Mais au contraire, comme l’a dit saint
Irénée en une phrase : « Dieu s’est fait homme pour que l’homme
devienne Dieu ». C’est cela la Bonne Nouvelle, l’Évangile : par sa
résurrection et son ascension, Jésus nous a ouvert et nous a donné accès, par la
communion avec lui – à nous qui sommes chair – à la gloire de Dieu.
Nous nous sommes réjouis, à l’Annonciation, de
la venue de Dieu qui s’est fait homme en Marie, par l’action de l’Esprit Saint.

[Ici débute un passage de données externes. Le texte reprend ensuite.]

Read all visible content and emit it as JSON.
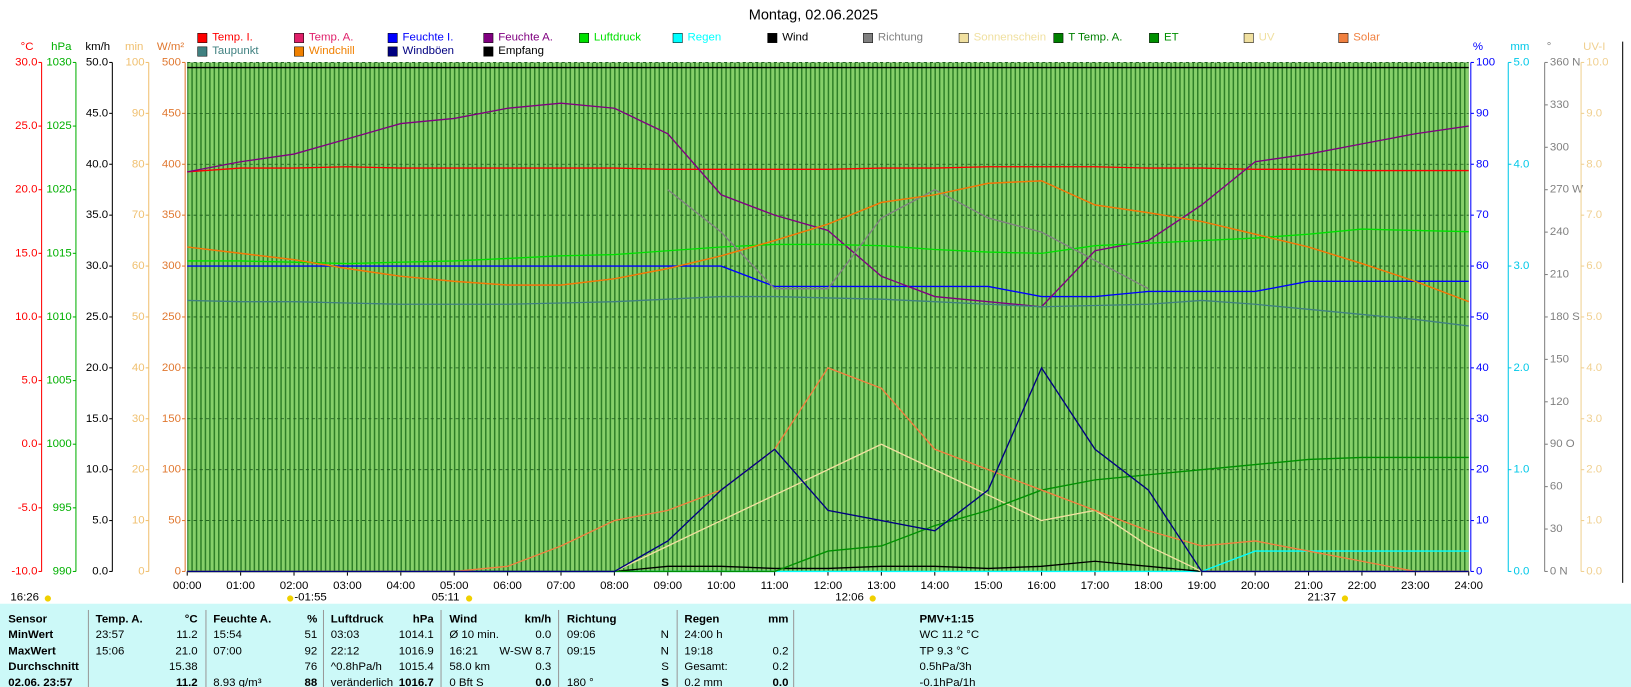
{
  "chart_data": {
    "type": "line",
    "title": "Montag, 02.06.2025",
    "categories": [
      "00:00",
      "01:00",
      "02:00",
      "03:00",
      "04:00",
      "05:00",
      "06:00",
      "07:00",
      "08:00",
      "09:00",
      "10:00",
      "11:00",
      "12:00",
      "13:00",
      "14:00",
      "15:00",
      "16:00",
      "17:00",
      "18:00",
      "19:00",
      "20:00",
      "21:00",
      "22:00",
      "23:00",
      "24:00"
    ],
    "grid": true,
    "axes": [
      {
        "label": "°C",
        "color": "#ff0000",
        "side": "left",
        "lim": [
          -10,
          30
        ],
        "ticks": [
          {
            "value": -10,
            "label": "-10.0"
          },
          {
            "value": -5,
            "label": "-5.0"
          },
          {
            "value": 0,
            "label": "0.0"
          },
          {
            "value": 5,
            "label": "5.0"
          },
          {
            "value": 10,
            "label": "10.0"
          },
          {
            "value": 15,
            "label": "15.0"
          },
          {
            "value": 20,
            "label": "20.0"
          },
          {
            "value": 25,
            "label": "25.0"
          },
          {
            "value": 30,
            "label": "30.0"
          }
        ]
      },
      {
        "label": "hPa",
        "color": "#00b000",
        "side": "left",
        "lim": [
          990,
          1030
        ],
        "ticks": [
          990,
          995,
          1000,
          1005,
          1010,
          1015,
          1020,
          1025,
          1030
        ]
      },
      {
        "label": "km/h",
        "color": "#000000",
        "side": "left",
        "lim": [
          0,
          50
        ],
        "ticks": [
          {
            "value": 0,
            "label": "0.0"
          },
          {
            "value": 5,
            "label": "5.0"
          },
          {
            "value": 10,
            "label": "10.0"
          },
          {
            "value": 15,
            "label": "15.0"
          },
          {
            "value": 20,
            "label": "20.0"
          },
          {
            "value": 25,
            "label": "25.0"
          },
          {
            "value": 30,
            "label": "30.0"
          },
          {
            "value": 35,
            "label": "35.0"
          },
          {
            "value": 40,
            "label": "40.0"
          },
          {
            "value": 45,
            "label": "45.0"
          },
          {
            "value": 50,
            "label": "50.0"
          }
        ]
      },
      {
        "label": "min",
        "color": "#f0c070",
        "side": "left",
        "lim": [
          0,
          100
        ],
        "ticks": [
          0,
          10,
          20,
          30,
          40,
          50,
          60,
          70,
          80,
          90,
          100
        ]
      },
      {
        "label": "W/m²",
        "color": "#e07830",
        "side": "left",
        "lim": [
          0,
          500
        ],
        "ticks": [
          0,
          50,
          100,
          150,
          200,
          250,
          300,
          350,
          400,
          450,
          500
        ]
      },
      {
        "label": "%",
        "color": "#0000ff",
        "side": "right",
        "lim": [
          0,
          100
        ],
        "ticks": [
          0,
          10,
          20,
          30,
          40,
          50,
          60,
          70,
          80,
          90,
          100
        ]
      },
      {
        "label": "mm",
        "color": "#00c8e8",
        "side": "right",
        "lim": [
          0,
          5
        ],
        "ticks": [
          {
            "value": 0,
            "label": "0.0"
          },
          {
            "value": 1,
            "label": "1.0"
          },
          {
            "value": 2,
            "label": "2.0"
          },
          {
            "value": 3,
            "label": "3.0"
          },
          {
            "value": 4,
            "label": "4.0"
          },
          {
            "value": 5,
            "label": "5.0"
          }
        ]
      },
      {
        "label": "°",
        "color": "#808080",
        "side": "right",
        "lim": [
          0,
          360
        ],
        "ticks": [
          {
            "value": 0,
            "label": "0 N"
          },
          30,
          60,
          {
            "value": 90,
            "label": "90 O"
          },
          120,
          150,
          {
            "value": 180,
            "label": "180 S"
          },
          210,
          240,
          {
            "value": 270,
            "label": "270 W"
          },
          300,
          330,
          {
            "value": 360,
            "label": "360 N"
          }
        ]
      },
      {
        "label": "UV-I",
        "color": "#f0d090",
        "side": "right",
        "lim": [
          0,
          10
        ],
        "ticks": [
          {
            "value": 0,
            "label": "0.0"
          },
          {
            "value": 1,
            "label": "1.0"
          },
          {
            "value": 2,
            "label": "2.0"
          },
          {
            "value": 3,
            "label": "3.0"
          },
          {
            "value": 4,
            "label": "4.0"
          },
          {
            "value": 5,
            "label": "5.0"
          },
          {
            "value": 6,
            "label": "6.0"
          },
          {
            "value": 7,
            "label": "7.0"
          },
          {
            "value": 8,
            "label": "8.0"
          },
          {
            "value": 9,
            "label": "9.0"
          },
          {
            "value": 10,
            "label": "10.0"
          }
        ]
      }
    ],
    "series": [
      {
        "name": "Temp. I.",
        "color": "#ff0000",
        "axis": 0,
        "values": [
          21.4,
          21.7,
          21.7,
          21.8,
          21.7,
          21.7,
          21.7,
          21.7,
          21.7,
          21.6,
          21.6,
          21.6,
          21.6,
          21.7,
          21.7,
          21.8,
          21.8,
          21.8,
          21.7,
          21.7,
          21.6,
          21.6,
          21.5,
          21.5,
          21.5
        ]
      },
      {
        "name": "Temp. A.",
        "color": "#e0206a",
        "axis": 0,
        "values": [
          15.5,
          15.0,
          14.5,
          13.8,
          13.2,
          12.8,
          12.5,
          12.5,
          13.0,
          13.8,
          14.8,
          16.0,
          17.3,
          19.0,
          19.6,
          20.5,
          20.7,
          18.8,
          18.2,
          17.5,
          16.5,
          15.5,
          14.2,
          12.8,
          11.2
        ]
      },
      {
        "name": "Feuchte I.",
        "color": "#0000ff",
        "axis": 5,
        "values": [
          60,
          60,
          60,
          60,
          60,
          60,
          60,
          60,
          60,
          60,
          60,
          56,
          56,
          56,
          56,
          56,
          54,
          54,
          55,
          55,
          55,
          57,
          57,
          57,
          57
        ]
      },
      {
        "name": "Feuchte A.",
        "color": "#800080",
        "axis": 5,
        "values": [
          78.5,
          80.5,
          82,
          85,
          88,
          89,
          91,
          92,
          91,
          86,
          74,
          70,
          67,
          58,
          54,
          53,
          52,
          63,
          65,
          72,
          80.5,
          82,
          84,
          86,
          87.5
        ]
      },
      {
        "name": "Luftdruck",
        "color": "#00e000",
        "axis": 1,
        "values": [
          1014.4,
          1014.4,
          1014.3,
          1014.2,
          1014.3,
          1014.4,
          1014.6,
          1014.8,
          1014.9,
          1015.2,
          1015.5,
          1015.7,
          1015.7,
          1015.6,
          1015.3,
          1015.1,
          1015.0,
          1015.6,
          1015.8,
          1016.0,
          1016.2,
          1016.5,
          1016.9,
          1016.8,
          1016.7
        ]
      },
      {
        "name": "Regen",
        "color": "#00ffff",
        "axis": 6,
        "values": [
          0,
          0,
          0,
          0,
          0,
          0,
          0,
          0,
          0,
          0,
          0,
          0,
          0,
          0,
          0,
          0,
          0,
          0,
          0,
          0,
          0.2,
          0.2,
          0.2,
          0.2,
          0.2
        ]
      },
      {
        "name": "Wind",
        "color": "#000000",
        "axis": 2,
        "values": [
          0,
          0,
          0,
          0,
          0,
          0,
          0,
          0,
          0,
          0.5,
          0.5,
          0.3,
          0.3,
          0.5,
          0.5,
          0.3,
          0.5,
          1.0,
          0.5,
          0,
          0,
          0,
          0,
          0,
          0
        ]
      },
      {
        "name": "Richtung",
        "color": "#808080",
        "axis": 7,
        "values": [
          null,
          null,
          null,
          null,
          null,
          null,
          null,
          null,
          null,
          270,
          240,
          200,
          200,
          250,
          270,
          250,
          240,
          220,
          200,
          null,
          null,
          null,
          null,
          null,
          null
        ]
      },
      {
        "name": "Sonnenschein",
        "color": "#f0e0a0",
        "axis": 3,
        "values": [
          0,
          0,
          0,
          0,
          0,
          0,
          0,
          0,
          0,
          5,
          10,
          15,
          20,
          25,
          20,
          15,
          10,
          12,
          5,
          0,
          0,
          0,
          0,
          0,
          0
        ]
      },
      {
        "name": "T Temp. A.",
        "color": "#008000",
        "axis": 0,
        "values": [
          null,
          null,
          null,
          null,
          null,
          null,
          null,
          null,
          null,
          null,
          null,
          null,
          null,
          null,
          null,
          null,
          null,
          null,
          null,
          null,
          null,
          null,
          null,
          null,
          null
        ]
      },
      {
        "name": "ET",
        "color": "#009000",
        "axis": 6,
        "values": [
          0,
          0,
          0,
          0,
          0,
          0,
          0,
          0,
          0,
          0,
          0,
          0,
          0.2,
          0.25,
          0.45,
          0.6,
          0.8,
          0.9,
          0.95,
          1.0,
          1.05,
          1.1,
          1.12,
          1.12,
          1.12
        ]
      },
      {
        "name": "UV",
        "color": "#f0e0a0",
        "axis": 8,
        "values": [
          null,
          null,
          null,
          null,
          null,
          null,
          null,
          null,
          null,
          null,
          null,
          null,
          null,
          null,
          null,
          null,
          null,
          null,
          null,
          null,
          null,
          null,
          null,
          null,
          null
        ]
      },
      {
        "name": "Solar",
        "color": "#f08040",
        "axis": 4,
        "values": [
          0,
          0,
          0,
          0,
          0,
          0,
          5,
          25,
          50,
          60,
          80,
          120,
          200,
          180,
          120,
          100,
          80,
          60,
          40,
          25,
          30,
          20,
          10,
          0,
          0
        ]
      },
      {
        "name": "Taupunkt",
        "color": "#408080",
        "axis": 0,
        "values": [
          11.3,
          11.2,
          11.2,
          11.1,
          11.0,
          11.0,
          11.0,
          11.1,
          11.2,
          11.4,
          11.6,
          11.6,
          11.5,
          11.4,
          11.2,
          11.0,
          10.8,
          10.9,
          11.0,
          11.3,
          11.0,
          10.6,
          10.2,
          9.8,
          9.3
        ]
      },
      {
        "name": "Windchill",
        "color": "#f08000",
        "axis": 0,
        "values": [
          15.5,
          15.0,
          14.5,
          13.8,
          13.2,
          12.8,
          12.5,
          12.5,
          13.0,
          13.8,
          14.8,
          16.0,
          17.3,
          19.0,
          19.6,
          20.5,
          20.7,
          18.8,
          18.2,
          17.5,
          16.5,
          15.5,
          14.2,
          12.8,
          11.2
        ]
      },
      {
        "name": "Windböen",
        "color": "#000080",
        "axis": 2,
        "values": [
          0,
          0,
          0,
          0,
          0,
          0,
          0,
          0,
          0,
          3,
          8,
          12,
          6,
          5,
          4,
          8,
          20,
          12,
          8,
          0,
          0,
          0,
          0,
          0,
          0
        ]
      },
      {
        "name": "Empfang",
        "color": "#000000",
        "axis": 5,
        "values": [
          99,
          99,
          99,
          99,
          99,
          99,
          99,
          99,
          99,
          99,
          99,
          99,
          99,
          99,
          99,
          99,
          99,
          99,
          99,
          99,
          99,
          99,
          99,
          99,
          99
        ]
      }
    ],
    "annotations": [
      "16:26",
      "-01:55",
      "05:11",
      "12:06",
      "21:37"
    ]
  },
  "table": {
    "header": [
      "Sensor",
      "Temp. A.",
      "°C",
      "Feuchte A.",
      "%",
      "Luftdruck",
      "hPa",
      "Wind",
      "km/h",
      "Richtung",
      null,
      "Regen",
      "mm",
      "PMV+1:15"
    ],
    "rows": [
      [
        "MinWert",
        "23:57",
        "11.2",
        "15:54",
        "51",
        "03:03",
        "1014.1",
        "Ø 10 min.",
        "0.0",
        "09:06",
        "N",
        "24:00 h",
        null,
        "WC 11.2 °C"
      ],
      [
        "MaxWert",
        "15:06",
        "21.0",
        "07:00",
        "92",
        "22:12",
        "1016.9",
        "16:21",
        "W-SW 8.7",
        "09:15",
        "N",
        "19:18",
        "0.2",
        "TP 9.3 °C"
      ],
      [
        "Durchschnitt",
        null,
        "15.38",
        null,
        "76",
        "^0.8hPa/h",
        "1015.4",
        "58.0 km",
        "0.3",
        null,
        "S",
        "Gesamt:",
        "0.2",
        "0.5hPa/3h"
      ],
      [
        "02.06. 23:57",
        null,
        "11.2",
        "8.93 g/m³",
        "88",
        "veränderlich",
        "1016.7",
        "0 Bft S",
        "0.0",
        "180 °",
        "S",
        "0.2 mm",
        "0.0",
        "-0.1hPa/1h"
      ]
    ]
  }
}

L’Ascension est exactement le miroir de l’Annonciation : par l’action de
l’Esprit Saint – c’est-à-dire la nuée qui soustrait Jésus aux yeux des Apôtres
– Jésus devenu homme est revenu dans la gloire de Dieu. Mais avec une
différence : c’est que Jésus est revenu dans la gloire avec son humanité,
avec sa chair – c’est-à-dire avec nous. Il nous a ramené à Dieu comme le Bon
berger a ramené la brebis perdue, sur ses épaules. Voilà donc la fête de
l’Ascension.
Chers frères et sœurs, ne tombons pas, à
l’inverse dans les clichés. Jésus ressuscité, apparu à ses Apôtres dans sa
chair, n’est pas monté au ciel comme une fusée. De la même manière qu’il est
apparu à de nombreuses reprises, il a aussi disparu, comme lors de son repas
avec les disciples d’Emmaüs. L’Ascension correspond à l’ultime apparition de
Jésus, au bout de quarante jours, et donc à sa dernière disparition, avant de
revenir dans la gloire. Tout simplement.
Maintenant les disciples se retrouvent un peu
écartelés pendant dix jours, entre l’absence de Jésus d’une part, et le don de
l’Esprit Saint à la Pentecôte d’autre part. Durant ce temps ils veillent :
ils prient et ils attendent le don de Dieu. Méditons bien sur ce temps de dix
jours, car il ressemble beaucoup au temps que nous-mêmes nous vivons : le temps
de l’Église, qui se souvient de Jésus et qui attend son retour en priant.